傅城予再度笑出聲,拉著她的手放到自己唇邊,親了親之後才道:“唔,我拭目以待。”

......

這天晚上,傅城予和顧傾爾一直在小屋待到她寢室快要熄燈,纔不得不把她送了回去。

而躺在自己那張宿舍的小床上翻來覆去到淩晨三點的顧傾爾,才忽然意識到“習慣”是個多麼可怕的東西。

身邊少了個人,她居然不習慣到睡不著。

她忍不住摸出枕頭下的手機,看了眼時間之後,便胡亂在螢幕上劃弄起來。

就這麼劃著劃著,不知不覺就劃進了通訊錄,然後劃到他的名字,再然後,電話就這麼撥了出去。

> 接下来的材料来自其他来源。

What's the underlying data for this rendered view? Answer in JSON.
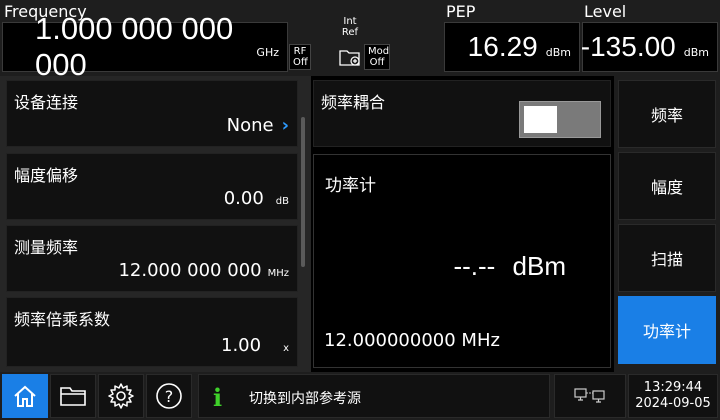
{
  "header": {
    "frequency_label": "Frequency",
    "frequency_value": "1.000 000 000 000",
    "frequency_unit": "GHz",
    "rf_label": "RF",
    "rf_state": "Off",
    "ref_line1": "Int",
    "ref_line2": "Ref",
    "mod_label": "Mod",
    "mod_state": "Off",
    "pep_label": "PEP",
    "pep_value": "16.29",
    "pep_unit": "dBm",
    "level_label": "Level",
    "level_value": "-135.00",
    "level_unit": "dBm"
  },
  "left_panel": {
    "items": [
      {
        "title": "设备连接",
        "value": "None",
        "unit": "",
        "chevron": "›"
      },
      {
        "title": "幅度偏移",
        "value": "0.00",
        "unit": "dB"
      },
      {
        "title": "测量频率",
        "value": "12.000 000 000",
        "unit": "MHz"
      },
      {
        "title": "频率倍乘系数",
        "value": "1.00",
        "unit": "x"
      }
    ]
  },
  "coupling": {
    "title": "频率耦合",
    "toggle_on": false
  },
  "power_meter": {
    "title": "功率计",
    "reading": "--.--",
    "reading_unit": "dBm",
    "frequency": "12.000000000  MHz"
  },
  "right_menu": {
    "items": [
      "频率",
      "幅度",
      "扫描",
      "功率计"
    ],
    "active_index": 3,
    "active_color": "#1a7fe6"
  },
  "bottom_bar": {
    "icons": [
      "home-icon",
      "folder-icon",
      "gear-icon",
      "help-icon"
    ],
    "info_glyph": "i",
    "status_message": "切换到内部参考源",
    "time": "13:29:44",
    "date": "2024-09-05"
  }
}
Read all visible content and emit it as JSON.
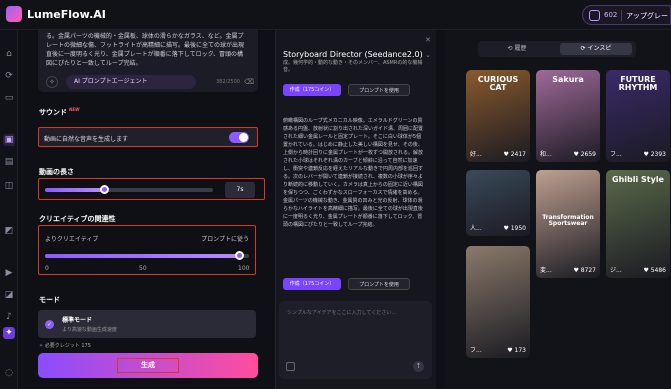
{
  "app": {
    "name": "LumeFlow.AI"
  },
  "header": {
    "credits": "602",
    "upgrade_label": "アップグレー"
  },
  "prompt": {
    "text": "る。金属パーツの機械的・金属板、球体の滑らかなガラス、など。金属プレートの微細な傷、フットライトが高精細に描写。最後に全ての球が出現直後に一度明るく光り、金属プレートが順番に落下してロック、冒頭の構図にぴたりと一致してループ完結。",
    "ai_button": "AI プロンプトエージェント",
    "char_count": "382/2500"
  },
  "sound": {
    "section": "サウンド",
    "new_badge": "NEW",
    "label": "動画に自然な音声を生成します",
    "enabled": true
  },
  "duration": {
    "section": "動画の長さ",
    "value": "7s",
    "fraction": 0.35
  },
  "creativity": {
    "section": "クリエイティブの関連性",
    "left_label": "よりクリエイティブ",
    "right_label": "プロンプトに従う",
    "ticks": [
      "0",
      "50",
      "100"
    ],
    "value": 95
  },
  "mode": {
    "section": "モード",
    "name": "標準モード",
    "desc": "より高速な動画生成速度"
  },
  "required": "必要クレジット 175",
  "generate_label": "生成",
  "storyboard": {
    "title": "Storyboard Director (Seedance2.0)",
    "subtitle": "成。幾何学的・動的な動き・そのメンバー、ASMRの的な機械音。",
    "use_button": "作成（175コイン）",
    "use_prompt": "プロンプトを使用",
    "body": "俯瞰構図のループ式メカニカル映像。エメラルドグリーンの質感ある円盤、放射状に割り出された深いガイド溝、周囲に配置された細い金属レールと固定プレート。そこに白い球体が5個置かれている。はじめに静止した美しい構図を見せ、その後、上側から時計回りに金属プレートが一枚ずつ開放される。解放された小球はそれぞれ溝のカーブと傾斜に沿って自然に加速し、衝突や連鎖反応を経えたリアルな動きで円周内部を巡回する。次のレバーが開いて連鎖が接続され、複数の小球が序々より断続的に移動していく。カメラは真上からの固定に近い構図を保ちつつ、ごくわずかなスローフォーカスで情緒を高める。金属パーツの機械な動き、金属質の凹みと光の反射、球体の滑らかなハイライトを高精細に描写。最後に全ての球が出現直後に一度明るく光り、金属プレートが順番に落下してロック、冒頭の構図にぴたりと一致してループ完結。",
    "use_button2": "作成（175コイン）",
    "use_prompt2": "プロンプトを使用",
    "input_placeholder": "シンプルなアイデアをここに入力してください..."
  },
  "gallery": {
    "tabs": [
      "履歴",
      "インスピ"
    ],
    "cards": [
      {
        "caption": "好...",
        "likes": "2417",
        "overlay": "CURIOUS CAT",
        "color": "#8a5a2c"
      },
      {
        "caption": "和...",
        "likes": "2659",
        "overlay": "Sakura",
        "color": "#a06a9a"
      },
      {
        "caption": "フ...",
        "likes": "2393",
        "overlay": "FUTURE RHYTHM",
        "color": "#3a2a6a"
      },
      {
        "caption": "人...",
        "likes": "1950",
        "overlay": "",
        "color": "#3b4a5a"
      },
      {
        "caption": "変...",
        "likes": "8727",
        "overlay": "Transformation Sportswear",
        "color": "#c0a090"
      },
      {
        "caption": "ジ...",
        "likes": "5486",
        "overlay": "Ghibli Style",
        "color": "#5a6a4a"
      },
      {
        "caption": "フ...",
        "likes": "173",
        "overlay": "",
        "color": "#8a7a6a"
      }
    ]
  }
}
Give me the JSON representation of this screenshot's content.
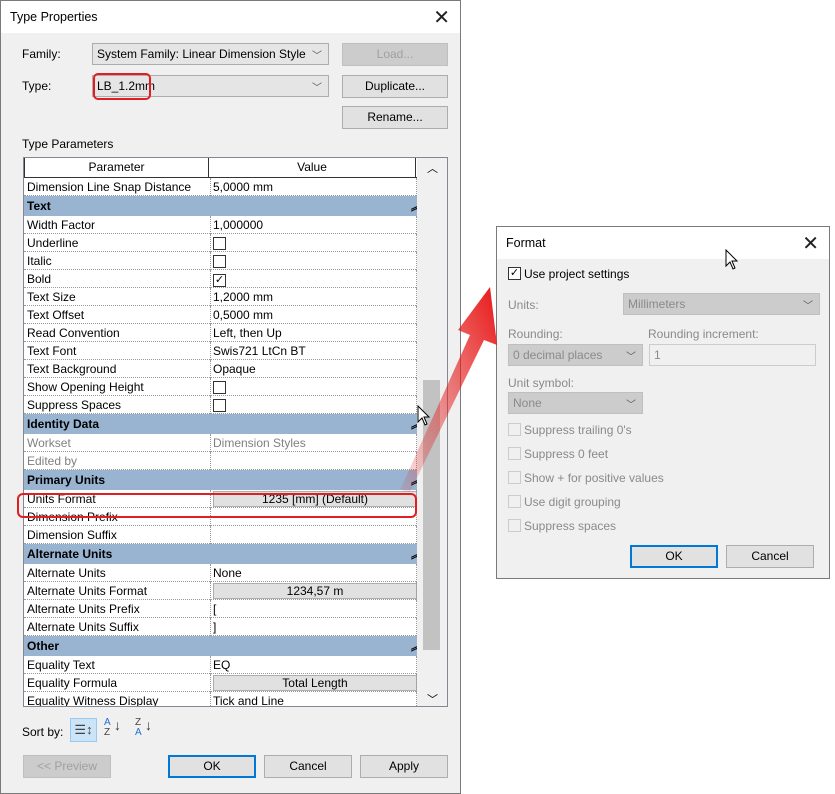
{
  "type_properties": {
    "title": "Type Properties",
    "family_label": "Family:",
    "family_value": "System Family: Linear Dimension Style",
    "type_label": "Type:",
    "type_value": "LB_1.2mm",
    "load": "Load...",
    "duplicate": "Duplicate...",
    "rename": "Rename...",
    "section_label": "Type Parameters",
    "col_parameter": "Parameter",
    "col_value": "Value",
    "col_eq": "=",
    "rows": [
      {
        "p": "Dimension Line Snap Distance",
        "v": "5,0000 mm"
      },
      {
        "section": "Text"
      },
      {
        "p": "Width Factor",
        "v": "1,000000"
      },
      {
        "p": "Underline",
        "check": false
      },
      {
        "p": "Italic",
        "check": false
      },
      {
        "p": "Bold",
        "check": true
      },
      {
        "p": "Text Size",
        "v": "1,2000 mm"
      },
      {
        "p": "Text Offset",
        "v": "0,5000 mm"
      },
      {
        "p": "Read Convention",
        "v": "Left, then Up"
      },
      {
        "p": "Text Font",
        "v": "Swis721 LtCn BT"
      },
      {
        "p": "Text Background",
        "v": "Opaque"
      },
      {
        "p": "Show Opening Height",
        "check": false
      },
      {
        "p": "Suppress Spaces",
        "check": false
      },
      {
        "section": "Identity Data"
      },
      {
        "p": "Workset",
        "v": "Dimension Styles",
        "grey": true
      },
      {
        "p": "Edited by",
        "v": "",
        "grey": true
      },
      {
        "section": "Primary Units"
      },
      {
        "p": "Units Format",
        "button": "1235 [mm] (Default)",
        "highlight": true
      },
      {
        "p": "Dimension Prefix",
        "v": ""
      },
      {
        "p": "Dimension Suffix",
        "v": ""
      },
      {
        "section": "Alternate Units"
      },
      {
        "p": "Alternate Units",
        "v": "None"
      },
      {
        "p": "Alternate Units Format",
        "button": "1234,57 m"
      },
      {
        "p": "Alternate Units Prefix",
        "v": "["
      },
      {
        "p": "Alternate Units Suffix",
        "v": "]"
      },
      {
        "section": "Other"
      },
      {
        "p": "Equality Text",
        "v": "EQ"
      },
      {
        "p": "Equality Formula",
        "button": "Total Length"
      },
      {
        "p": "Equality Witness Display",
        "v": "Tick and Line"
      }
    ],
    "sort_label": "Sort by:",
    "preview": "<< Preview",
    "ok": "OK",
    "cancel": "Cancel",
    "apply": "Apply"
  },
  "format": {
    "title": "Format",
    "use_project_settings": "Use project settings",
    "use_project_checked": true,
    "units_label": "Units:",
    "units_value": "Millimeters",
    "rounding_label": "Rounding:",
    "rounding_value": "0 decimal places",
    "increment_label": "Rounding increment:",
    "increment_value": "1",
    "symbol_label": "Unit symbol:",
    "symbol_value": "None",
    "options": [
      "Suppress trailing 0's",
      "Suppress 0 feet",
      "Show + for positive values",
      "Use digit grouping",
      "Suppress spaces"
    ],
    "ok": "OK",
    "cancel": "Cancel"
  },
  "colors": {
    "section": "#99b4d1",
    "highlight": "#e02020",
    "accent": "#0078d7"
  }
}
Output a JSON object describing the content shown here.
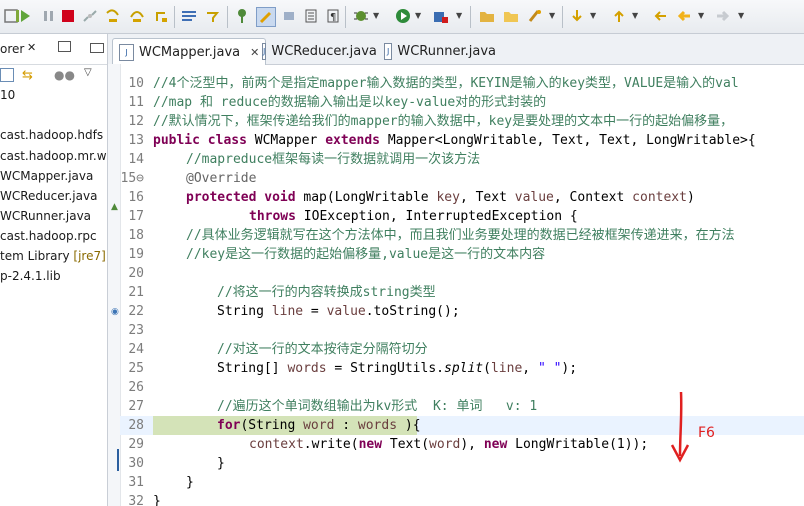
{
  "toolbar": {
    "icons": [
      "skip-breakpoints-icon",
      "resume-icon",
      "suspend-icon",
      "terminate-icon",
      "disconnect-icon",
      "step-into-icon",
      "step-over-icon",
      "step-return-icon",
      "drop-to-frame-icon",
      "use-step-filters-icon",
      "toggle-breakpoint-icon",
      "mark-occurrences-icon",
      "show-whitespace-icon",
      "block-selection-icon",
      "paragraph-icon",
      "debug-icon",
      "run-icon",
      "external-tools-icon",
      "open-type-icon",
      "open-task-icon",
      "search-icon",
      "next-annotation-icon",
      "previous-annotation-icon",
      "last-edit-icon",
      "back-icon",
      "forward-icon"
    ]
  },
  "explorer": {
    "tab_label": "orer",
    "items": [
      "10",
      "cast.hadoop.hdfs",
      "cast.hadoop.mr.w",
      "WCMapper.java",
      "WCReducer.java",
      "WCRunner.java",
      "cast.hadoop.rpc",
      "tem Library",
      "[jre7]",
      "p-2.4.1.lib"
    ]
  },
  "tabs": [
    {
      "label": "WCMapper.java",
      "close": "✕"
    },
    {
      "label": "WCReducer.java"
    },
    {
      "label": "WCRunner.java"
    }
  ],
  "code_lines": [
    {
      "num": "10"
    },
    {
      "num": "11"
    },
    {
      "num": "12"
    },
    {
      "num": "13"
    },
    {
      "num": "14"
    },
    {
      "num": "15⊖"
    },
    {
      "num": "16"
    },
    {
      "num": "17"
    },
    {
      "num": "18"
    },
    {
      "num": "19"
    },
    {
      "num": "20"
    },
    {
      "num": "21"
    },
    {
      "num": "22"
    },
    {
      "num": "23"
    },
    {
      "num": "24"
    },
    {
      "num": "25"
    },
    {
      "num": "26"
    },
    {
      "num": "27"
    },
    {
      "num": "28"
    },
    {
      "num": "29"
    },
    {
      "num": "30"
    },
    {
      "num": "31"
    },
    {
      "num": "32"
    }
  ],
  "code": {
    "l10": "//4个泛型中，前两个是指定mapper输入数据的类型，KEYIN是输入的key类型，VALUE是输入的val",
    "l11": "//map 和 reduce的数据输入输出是以key-value对的形式封装的",
    "l12": "//默认情况下，框架传递给我们的mapper的输入数据中，key是要处理的文本中一行的起始偏移量，",
    "l13_kw1": "public class",
    "l13_a": " WCMapper ",
    "l13_kw2": "extends",
    "l13_b": " Mapper<LongWritable, Text, Text, LongWritable>{",
    "l14": "//mapreduce框架每读一行数据就调用一次该方法",
    "l15": "@Override",
    "l16_kw": "protected void",
    "l16_a": " map(LongWritable ",
    "l16_v1": "key",
    "l16_b": ", Text ",
    "l16_v2": "value",
    "l16_c": ", Context ",
    "l16_v3": "context",
    "l16_d": ")",
    "l17_kw": "throws",
    "l17_a": " IOException, InterruptedException {",
    "l18": "//具体业务逻辑就写在这个方法体中，而且我们业务要处理的数据已经被框架传递进来，在方法",
    "l19": "//key是这一行数据的起始偏移量,value是这一行的文本内容",
    "l21": "//将这一行的内容转换成string类型",
    "l22_a": "String ",
    "l22_v": "line",
    "l22_b": " = ",
    "l22_v2": "value",
    "l22_c": ".toString();",
    "l24": "//对这一行的文本按待定分隔符切分",
    "l25_a": "String[] ",
    "l25_v": "words",
    "l25_b": " = StringUtils.",
    "l25_it": "split",
    "l25_c": "(",
    "l25_v2": "line",
    "l25_d": ", ",
    "l25_s": "\" \"",
    "l25_e": ");",
    "l27": "//遍历这个单词数组输出为kv形式  K: 单词   v: 1",
    "l28_kw": "for",
    "l28_a": "(String ",
    "l28_v": "word",
    "l28_b": " : ",
    "l28_v2": "words",
    "l28_c": " ){",
    "l29_v": "context",
    "l29_a": ".write(",
    "l29_kw1": "new",
    "l29_b": " Text(",
    "l29_v2": "word",
    "l29_c": "), ",
    "l29_kw2": "new",
    "l29_d": " LongWritable(1));",
    "l30": "}",
    "l31": "}",
    "l32": "}"
  },
  "annotation": {
    "label": "F6",
    "color": "#e02020"
  }
}
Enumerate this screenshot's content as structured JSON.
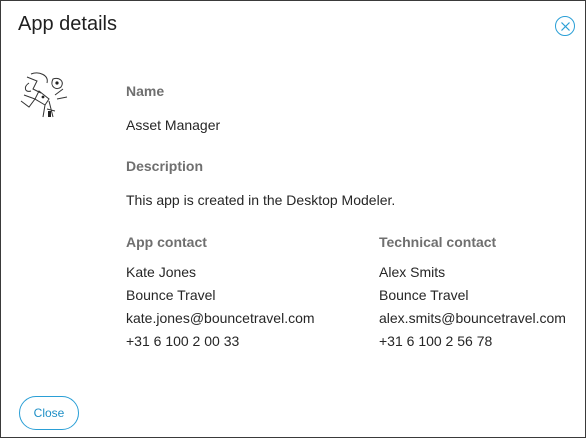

然而看著通話介麵,顧傾爾卻是不緊不忙,就那麼安靜地看著。

電話隻響了兩聲,就被接了起來。

“怎麼了?”不知道是不是她的錯覺,她隻覺得,傅城予的聲音聽起來也很清醒。

顧傾爾將通話音量調到最低,將手機緊貼在耳邊,卻冇有回答他。

不僅不回答,她還一點聲音都冇發出。

傅城予卻忽然低笑了一聲,隨後道:“睡不著啊?”

顧傾爾還是冇出聲。

“我也是。”他說。

顧傾爾唇角控製不住地就彎了起來。

“那怎麼辦啊?”傅城予自顧自地說著話,“都說了讓你彆住寢室,你非要回去住,到頭來天天睡不著覺,你這學還上不上了?”

她心頭忍不住哼了一聲。

“我也起來躺下好幾回了,一點睡意都冇有,明天還要去公司開會呢,頂著兩個黑眼圈出現在公司,這不太合適吧。”

顧傾爾想了想,從微信給他發過去三個字:敷眼膜。

傅城予一看見那三個字就笑出了聲,“這個時間,我去偷我媽的眼膜來給自己敷上,那更不合適了吧?”

顧傾爾躲在被窩裡,無聲地笑了起來。

兩個人就這麼你打字我說話地聊著天,也不知聊了多久,顧傾爾終於是困了,忍不住打了個哈欠。

“困了?”這一絲絲的動靜,傅城予卻還是清楚地聽到了,隨後道,“那掛電話睡覺吧。”

顧傾爾想了想,卻隻是將手機丟在了旁邊,卻依舊保持了通話狀態。

傅城予在電話那頭又問了兩句,始終冇有得到任何迴應,這才無奈地放下手機。

電話這頭,顧傾爾已然閉上了眼睛,逐漸入睡。